UNLIKE OTHERS, U.S. DEFENDS FREEDOM TO OFFEND IN SPEECH
June 13, 2008
In the United States, under the First Amendment, newspapers and magazines can say what they like about minorities and religions -- even false, provocative or hateful things -- without legal consequence. The United States, in its treatment of hate speech, as in so many other areas of the law, takes a distinctive legal path, says the New York Times.
"In much of the developed world, one uses racial epithets at one's legal peril, one displays Nazi regalia and the other trappings of ethnic hatred at significant legal risk, and one urges discrimination against religious minorities under threat of fine or imprisonment," Frederick Schauer, a professor at the John F. Kennedy School of Government at Harvard, wrote in a recent essay called "The Exceptional First Amendment."
"But in the United States," Professor Schauer continued, "all such speech remains constitutionally protected." For example:
- Canada, England, France, Germany, the Netherlands, South Africa, Australia and India all have laws or have signed international conventions banning hate speech.

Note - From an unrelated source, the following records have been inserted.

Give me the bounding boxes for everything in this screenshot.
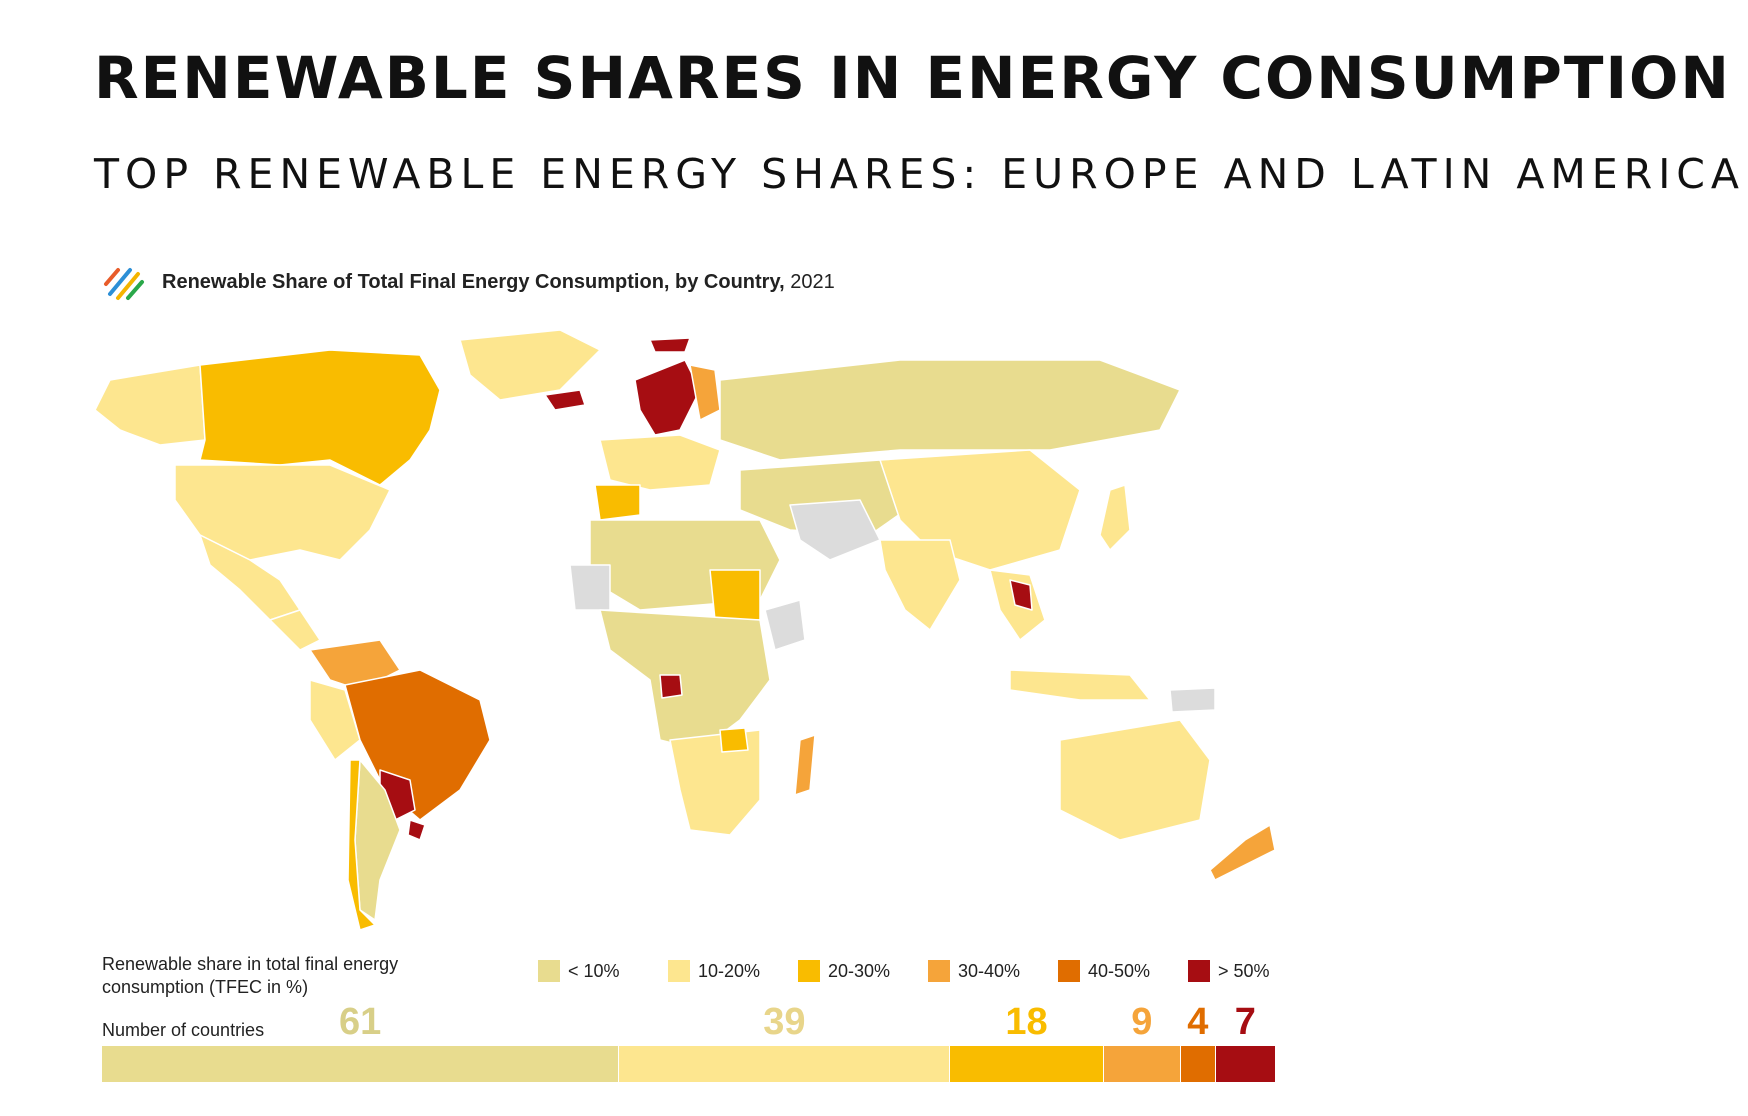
count-label: Number of countries [102,1020,265,1040]
region-sudan [709,569,761,621]
region-no-data-sahara [569,564,611,611]
legend-label: Renewable share in total final energy co… [102,954,399,997]
legend-item-label: 40-50% [1088,960,1151,981]
country-count-bar: 61 39 18 9 4 7 [102,1001,1276,1082]
count-value: 18 [1005,1001,1048,1043]
legend-item: 10-20% [668,960,798,982]
count-segment: 61 [102,1001,620,1082]
legend-item-label: 20-30% [828,960,891,981]
region-uruguay [407,819,426,841]
legend-item: > 50% [1188,960,1318,982]
legend-swatch [928,960,950,982]
region-iberia [594,484,641,521]
region-iceland [544,389,586,411]
region-zambia [719,727,749,753]
region-western-europe [599,434,721,491]
region-india [879,539,961,631]
region-peru [309,679,361,761]
region-no-data-horn [764,599,806,651]
legend-item: 20-30% [798,960,928,982]
legend-swatch [1058,960,1080,982]
count-segment: 9 [1103,1001,1181,1082]
region-japan [1099,484,1131,551]
page-title: RENEWABLE SHARES IN ENERGY CONSUMPTION [94,44,1731,112]
region-no-data-png [1169,687,1216,713]
region-svalbard [649,337,691,353]
chart-header: Renewable Share of Total Final Energy Co… [100,258,835,306]
region-usa [174,464,391,561]
region-canada [199,349,441,486]
region-finland [689,364,721,421]
legend-swatch [538,960,560,982]
region-gabon [659,674,683,699]
count-value: 4 [1187,1001,1209,1043]
legend-item: 40-50% [1058,960,1188,982]
map-title-year: 2021 [790,270,835,293]
map-title: Renewable Share of Total Final Energy Co… [162,271,835,294]
region-russia [719,359,1181,461]
legend-item-label: > 50% [1218,960,1270,981]
region-no-data-middle-east [789,499,881,561]
region-greenland [459,329,601,401]
region-australia [1059,719,1211,841]
count-segment: 39 [619,1001,951,1082]
count-value: 39 [763,1001,806,1043]
legend-item-label: 10-20% [698,960,761,981]
count-value: 7 [1234,1001,1256,1043]
region-indonesia [1009,669,1151,701]
legend-swatch [1188,960,1210,982]
legend-item: 30-40% [928,960,1058,982]
region-new-zealand [1209,824,1276,881]
legend-item-label: 30-40% [958,960,1021,981]
region-scandinavia [634,359,701,436]
legend-item-label: < 10% [568,960,620,981]
page-subtitle: TOP RENEWABLE ENERGY SHARES: EUROPE AND … [94,150,1745,198]
world-map [94,329,1276,931]
region-alaska [94,364,206,446]
region-central-america [269,609,321,651]
count-value: 61 [339,1001,382,1043]
report-logo-icon [104,268,144,300]
legend-swatch [798,960,820,982]
map-title-text: Renewable Share of Total Final Energy Co… [162,270,785,293]
region-laos [1009,579,1033,611]
legend-swatch [668,960,690,982]
count-segment: 18 [950,1001,1104,1082]
count-value: 9 [1131,1001,1153,1043]
legend: < 10% 10-20% 20-30% 30-40% 40-50% > 50% [538,960,1318,982]
count-segment: 4 [1180,1001,1216,1082]
region-madagascar [794,734,816,796]
region-chile [347,759,376,931]
region-southern-africa [669,729,761,836]
count-segment: 7 [1215,1001,1276,1082]
legend-item: < 10% [538,960,668,982]
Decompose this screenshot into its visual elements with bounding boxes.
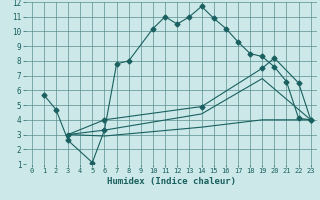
X-axis label: Humidex (Indice chaleur): Humidex (Indice chaleur) — [107, 177, 236, 186]
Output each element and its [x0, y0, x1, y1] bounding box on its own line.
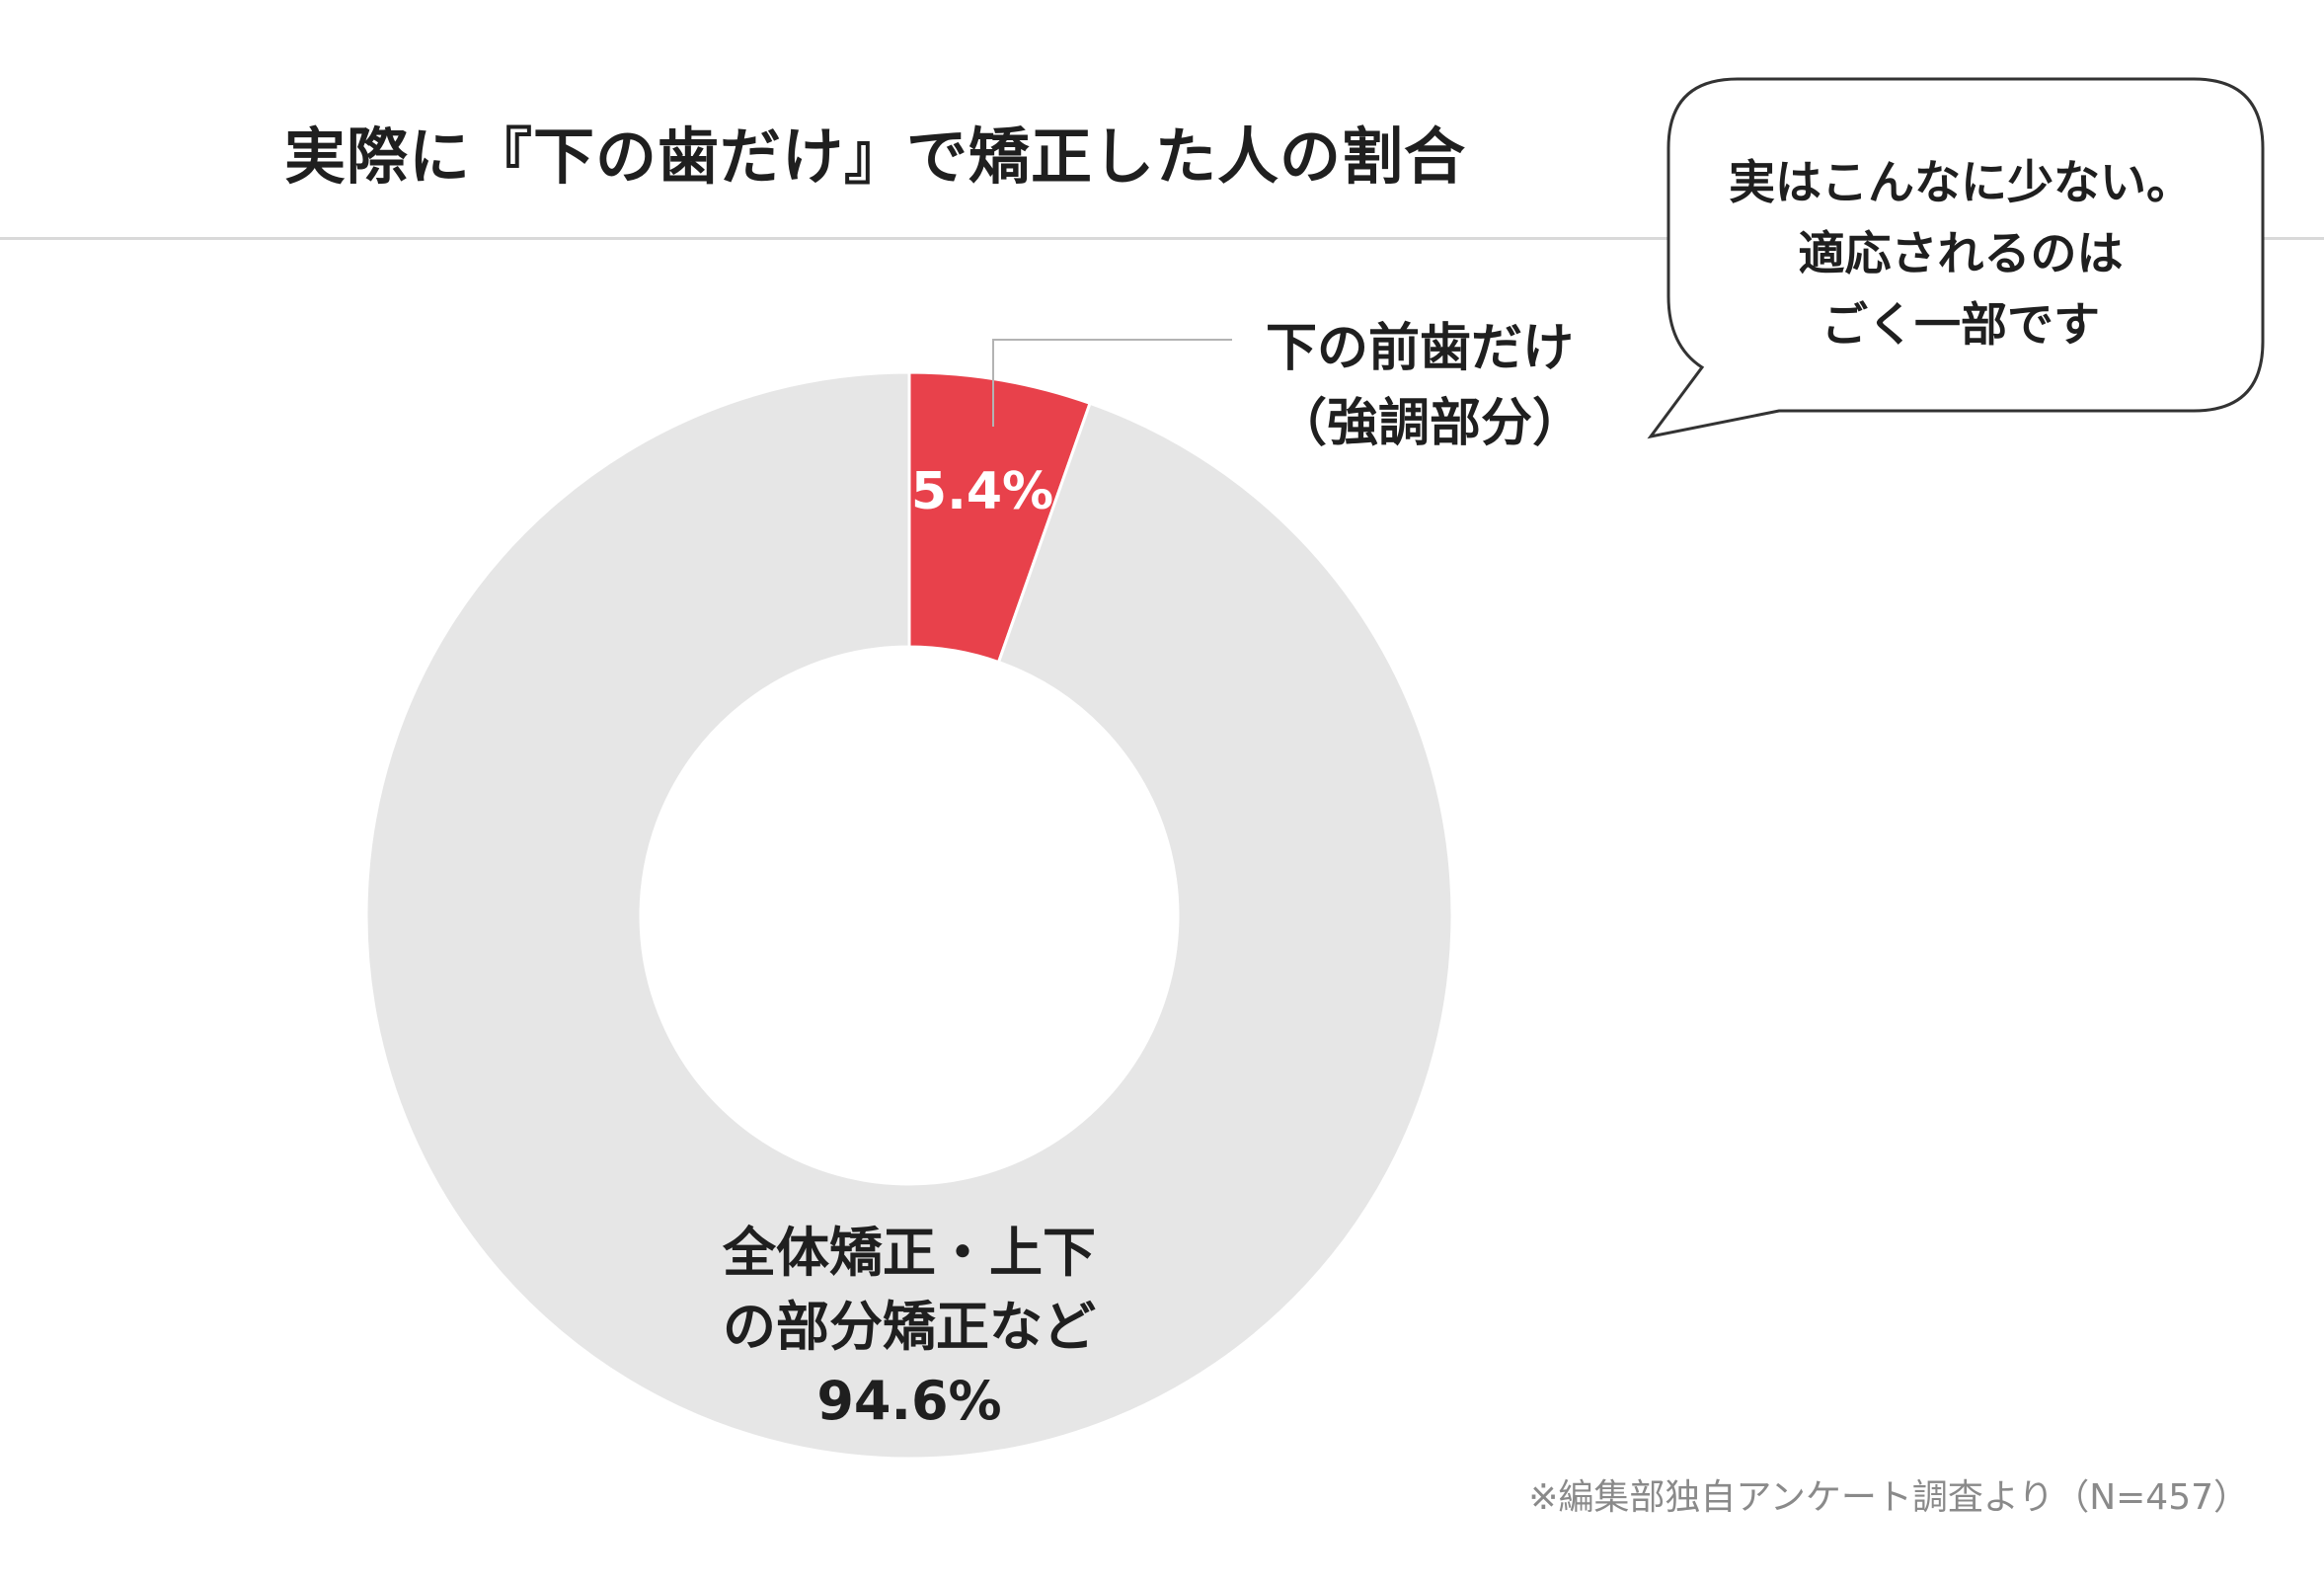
- rest-slice-value-label: 94.6%: [816, 1370, 1001, 1432]
- speech-bubble: [1647, 77, 2265, 439]
- title-divider: [0, 237, 2324, 240]
- rest-slice-label-line-1: 全体矯正・上下: [722, 1222, 1096, 1284]
- donut-slices: [364, 370, 1454, 1461]
- rest-slice-label-line-2: の部分矯正など: [723, 1296, 1096, 1358]
- callout-leader-line: [992, 339, 1232, 427]
- speech-bubble-line-3: ごく一部です: [1821, 298, 2100, 353]
- speech-bubble-text: 実はこんなに少ない。 適応されるのは ごく一部です: [1649, 148, 2273, 361]
- donut-slice-rest: [364, 370, 1454, 1461]
- highlight-slice-label-line-1: 下の前歯だけ: [1266, 319, 1574, 378]
- highlight-slice-value-label: 5.4%: [911, 462, 1053, 521]
- highlight-slice-label-line-2: （強調部分）: [1276, 394, 1584, 453]
- speech-bubble-line-1: 実はこんなに少ない。: [1729, 156, 2193, 210]
- survey-footnote: ※編集部独自アンケート調査より（N=457）: [1528, 1477, 2249, 1518]
- speech-bubble-line-2: 適応されるのは: [1798, 227, 2124, 281]
- chart-title: 実際に『下の歯だけ』で矯正した人の割合: [284, 120, 1467, 193]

- Israel and France forbid the sale of Nazi items like swastikas and flags.
- It is a crime to deny the Holocaust in Canada, Germany and France.
- Earlier this month, the actress Brigitte Bardot, an animal rights activist, was fined $23,000 in France for provoking racial hatred by criticizing a Muslim ceremony involving the slaughter of sheep.
- By contrast, American courts would not stop a planned march by the American Nazi Party in Skokie, Ill., in 1977, though a march would have been deeply distressing to the many Holocaust survivors there.
The United States' distinctive approach to free speech, legal scholars say, has many causes. It is partly rooted in an individualistic view of the world. Fear of allowing the government to decide what speech is acceptable plays a role. So does history, says the Times.